MOVING ON! I was dead set on wearing this damn sweater like the second week back to school, which was September and triple digit weather. My mom tried to warn me I would sweat to death and be so uncomfortable but I assured her, it was very cold in the school and I was capable of making my own wardrobe decisions since I recently had become an adult and was putting contacts in on a daily basis. I GOT THIS DONNA!
Not only did I itch all day, but on the way home-ON THE BUS-I almost passed the hell out. My back was sweating so bad it was dripping down my skinny little spine to my non-existent butt, HENCE, the ass sweat of ‘97. My peers were becoming noticeably concerned at my sweat level and were asking if I was ok! I refused to let it embarrass me and I just shrugged it off as I was fine.
It was honestly just like this scene from Bridesmaid’s where she’s trying to play off being sick in the bridal store.
For instance when a concerned older friend asked if I was ok on the bus -while I looked near death- I’m pretty sure I said I was fine and wondered if they had a blanket I could borrow because I was cold.
Our first sweater that doesn’t lead to death is a bit opaque because of the open-knit texture.
Layering a thin cami or built-in bra top will be just fine to combat the peeping toms.
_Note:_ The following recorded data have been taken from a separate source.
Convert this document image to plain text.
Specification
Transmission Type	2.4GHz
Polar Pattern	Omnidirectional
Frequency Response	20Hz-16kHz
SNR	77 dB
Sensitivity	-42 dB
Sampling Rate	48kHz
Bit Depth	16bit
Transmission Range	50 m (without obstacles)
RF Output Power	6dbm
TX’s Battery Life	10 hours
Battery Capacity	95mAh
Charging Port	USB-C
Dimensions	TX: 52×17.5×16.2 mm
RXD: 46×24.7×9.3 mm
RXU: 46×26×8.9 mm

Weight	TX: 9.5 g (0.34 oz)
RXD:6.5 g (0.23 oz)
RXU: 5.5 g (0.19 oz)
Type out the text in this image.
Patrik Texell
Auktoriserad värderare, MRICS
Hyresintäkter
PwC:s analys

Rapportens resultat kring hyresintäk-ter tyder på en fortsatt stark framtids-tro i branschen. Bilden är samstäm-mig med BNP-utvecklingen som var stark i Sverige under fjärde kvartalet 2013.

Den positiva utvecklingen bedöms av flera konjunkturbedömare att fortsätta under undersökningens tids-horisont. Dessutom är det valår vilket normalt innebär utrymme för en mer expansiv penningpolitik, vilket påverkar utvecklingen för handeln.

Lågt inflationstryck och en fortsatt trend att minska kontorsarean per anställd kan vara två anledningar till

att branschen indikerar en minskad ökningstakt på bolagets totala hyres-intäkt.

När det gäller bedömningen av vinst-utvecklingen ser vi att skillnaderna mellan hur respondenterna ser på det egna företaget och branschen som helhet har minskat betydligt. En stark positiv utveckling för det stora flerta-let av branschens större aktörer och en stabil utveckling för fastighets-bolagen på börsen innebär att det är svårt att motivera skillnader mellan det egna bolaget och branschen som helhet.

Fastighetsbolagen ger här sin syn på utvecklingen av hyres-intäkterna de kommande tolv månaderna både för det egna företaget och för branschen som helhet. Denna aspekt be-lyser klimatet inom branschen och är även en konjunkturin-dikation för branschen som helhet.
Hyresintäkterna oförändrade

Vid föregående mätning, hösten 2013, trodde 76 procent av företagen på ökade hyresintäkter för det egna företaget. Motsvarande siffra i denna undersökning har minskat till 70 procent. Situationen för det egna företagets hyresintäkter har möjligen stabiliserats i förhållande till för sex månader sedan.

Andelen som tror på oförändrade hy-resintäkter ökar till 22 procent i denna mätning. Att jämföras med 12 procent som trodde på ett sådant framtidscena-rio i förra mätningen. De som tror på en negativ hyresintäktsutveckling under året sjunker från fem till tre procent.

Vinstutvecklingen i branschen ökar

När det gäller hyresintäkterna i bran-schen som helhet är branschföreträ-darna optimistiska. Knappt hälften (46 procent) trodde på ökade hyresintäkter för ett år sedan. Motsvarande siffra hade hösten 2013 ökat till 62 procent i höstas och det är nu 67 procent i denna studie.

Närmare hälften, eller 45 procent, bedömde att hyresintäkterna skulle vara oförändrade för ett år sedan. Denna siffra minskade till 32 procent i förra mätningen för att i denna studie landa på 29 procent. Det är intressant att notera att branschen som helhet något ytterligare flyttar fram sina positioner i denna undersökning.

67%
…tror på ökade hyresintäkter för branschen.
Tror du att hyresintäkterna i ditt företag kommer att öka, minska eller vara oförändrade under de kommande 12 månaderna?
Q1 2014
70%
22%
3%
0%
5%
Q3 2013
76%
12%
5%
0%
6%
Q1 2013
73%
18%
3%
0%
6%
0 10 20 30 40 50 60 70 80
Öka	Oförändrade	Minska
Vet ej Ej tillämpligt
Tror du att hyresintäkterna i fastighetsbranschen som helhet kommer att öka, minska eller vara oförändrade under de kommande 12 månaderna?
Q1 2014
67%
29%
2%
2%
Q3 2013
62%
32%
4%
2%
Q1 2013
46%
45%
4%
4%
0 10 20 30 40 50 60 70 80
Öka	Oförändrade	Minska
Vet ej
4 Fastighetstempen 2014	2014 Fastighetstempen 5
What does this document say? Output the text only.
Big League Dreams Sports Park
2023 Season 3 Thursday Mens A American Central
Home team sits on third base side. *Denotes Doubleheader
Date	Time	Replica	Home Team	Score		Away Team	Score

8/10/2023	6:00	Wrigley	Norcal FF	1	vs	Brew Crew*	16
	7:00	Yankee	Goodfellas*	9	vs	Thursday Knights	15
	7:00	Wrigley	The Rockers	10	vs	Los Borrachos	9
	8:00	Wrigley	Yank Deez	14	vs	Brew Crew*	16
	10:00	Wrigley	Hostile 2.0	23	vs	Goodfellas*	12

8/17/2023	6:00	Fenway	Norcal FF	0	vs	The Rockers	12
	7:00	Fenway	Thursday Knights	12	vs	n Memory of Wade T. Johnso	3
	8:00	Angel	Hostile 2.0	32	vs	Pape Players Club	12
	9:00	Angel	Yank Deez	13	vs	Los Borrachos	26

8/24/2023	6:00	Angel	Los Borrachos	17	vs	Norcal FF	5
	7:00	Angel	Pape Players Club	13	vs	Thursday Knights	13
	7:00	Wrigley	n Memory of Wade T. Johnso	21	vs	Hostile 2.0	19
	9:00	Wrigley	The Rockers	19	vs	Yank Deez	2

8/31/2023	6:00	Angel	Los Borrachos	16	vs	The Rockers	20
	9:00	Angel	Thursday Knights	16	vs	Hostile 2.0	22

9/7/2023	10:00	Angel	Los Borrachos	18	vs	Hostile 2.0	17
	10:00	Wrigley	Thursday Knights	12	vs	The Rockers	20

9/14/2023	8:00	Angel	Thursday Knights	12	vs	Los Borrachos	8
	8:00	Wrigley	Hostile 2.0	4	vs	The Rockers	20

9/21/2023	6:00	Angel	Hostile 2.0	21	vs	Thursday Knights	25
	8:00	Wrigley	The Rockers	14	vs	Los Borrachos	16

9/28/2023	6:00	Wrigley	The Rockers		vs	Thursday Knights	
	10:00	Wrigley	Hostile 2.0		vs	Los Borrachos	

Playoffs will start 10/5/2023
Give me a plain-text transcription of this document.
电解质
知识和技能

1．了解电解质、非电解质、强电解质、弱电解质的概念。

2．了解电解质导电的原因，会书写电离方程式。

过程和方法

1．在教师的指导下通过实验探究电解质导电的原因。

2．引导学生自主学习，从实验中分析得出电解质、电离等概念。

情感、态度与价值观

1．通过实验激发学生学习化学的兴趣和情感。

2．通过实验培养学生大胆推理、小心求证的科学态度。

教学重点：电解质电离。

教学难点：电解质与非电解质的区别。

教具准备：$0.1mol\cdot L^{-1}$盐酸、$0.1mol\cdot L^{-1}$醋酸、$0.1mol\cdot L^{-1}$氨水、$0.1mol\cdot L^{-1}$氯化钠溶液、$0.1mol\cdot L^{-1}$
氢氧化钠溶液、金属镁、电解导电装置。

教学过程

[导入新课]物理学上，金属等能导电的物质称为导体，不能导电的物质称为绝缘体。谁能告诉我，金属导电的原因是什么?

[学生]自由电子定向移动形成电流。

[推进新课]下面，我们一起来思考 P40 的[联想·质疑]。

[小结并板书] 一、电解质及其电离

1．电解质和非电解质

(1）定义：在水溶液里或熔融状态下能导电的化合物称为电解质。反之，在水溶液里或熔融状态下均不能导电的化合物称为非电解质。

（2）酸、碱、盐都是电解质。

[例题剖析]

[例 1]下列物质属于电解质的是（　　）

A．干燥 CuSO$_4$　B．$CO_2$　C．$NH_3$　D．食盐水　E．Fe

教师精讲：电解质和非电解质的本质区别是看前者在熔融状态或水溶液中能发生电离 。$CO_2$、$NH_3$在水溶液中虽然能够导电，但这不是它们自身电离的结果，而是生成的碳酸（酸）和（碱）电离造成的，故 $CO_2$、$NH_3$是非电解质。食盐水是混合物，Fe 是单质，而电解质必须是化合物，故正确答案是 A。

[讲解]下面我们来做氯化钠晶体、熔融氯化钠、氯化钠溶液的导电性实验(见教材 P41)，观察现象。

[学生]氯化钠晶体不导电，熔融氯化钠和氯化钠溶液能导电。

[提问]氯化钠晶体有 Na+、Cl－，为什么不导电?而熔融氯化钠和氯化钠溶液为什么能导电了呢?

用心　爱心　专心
I have a longer nude sports bra layered with mine as seen above, because I like to live a little dangerously.
The fit of the sweater is more of an oversized baggy cut and it also comes in a pretty salmon color! I went with a size small but I wish I had gone with a medium so it hit a little lower on my waist.
I styled the whole lewk, very easy breezy summer vibe with a pair of bell bottom jeans and cowgirl boots.
Our sweater vibe here is a little more varsity style with the stripes.
It has open braided detail on the sides and through the front and back.
I like this longer length for an option to pair with shorts and funky Gucci sneaks.
I have the sweater lightly tucked in, in the front.
You can see it draping down over my behind in the back! It hangs down past my shorts which gives me a little extra insurance that I’m not putting too much on display back there.
I’ve linked a similar one below that actually might be even better than the one I’m wearing because it’s sheer!
Now to discuss the infamous rainbow sweater you may have seen me DEVOURING food in at the Sno Cap!
The Sno Cap is a drive-up diner in North Augusta that is slinging some delicious coke floats and smiley face fries.
When I was walking my photographer, Laura Fulmer, through the lewks I was shooting on this day when we got to this sweater she was like, “I HAVE THE PERFECT SPOT!”
I am all for eating during a shoot.
Laura was like, “We’ll buy some fries for a prop!” And I was like, “HOW ABOUT I BUY THEM AND EAT THEM ALL!”
K, tanks!
Initially, when I purchased this sweater I thought to myself these colors make me happy! I will love wearing it or even seeing it in my closet, because it’ll instantly put me in a good mood! I purchased a small and the material is so soft and lightweight!
Here are a few more bright sweaters I love and linked for ya!
Besides the delicious food at the Sno Cap, there is a bright and beautiful hand painted mural by April Henry King.
She is incredibly talented and truly changing businesses by giving them an “Instgramable” wall. Everyone wants to take a pretty picture for social media these days and she delivers that piece of beauty right to ya!
You’ve got to read more about her art-on-the-go on her Instagram profile below!
So now that we’ve survived my awkward ass sweat of ‘97 incident, let’s enjoy some smiley fries!
Grab a summer sweater with me and let’s try not to die…because being you ROX!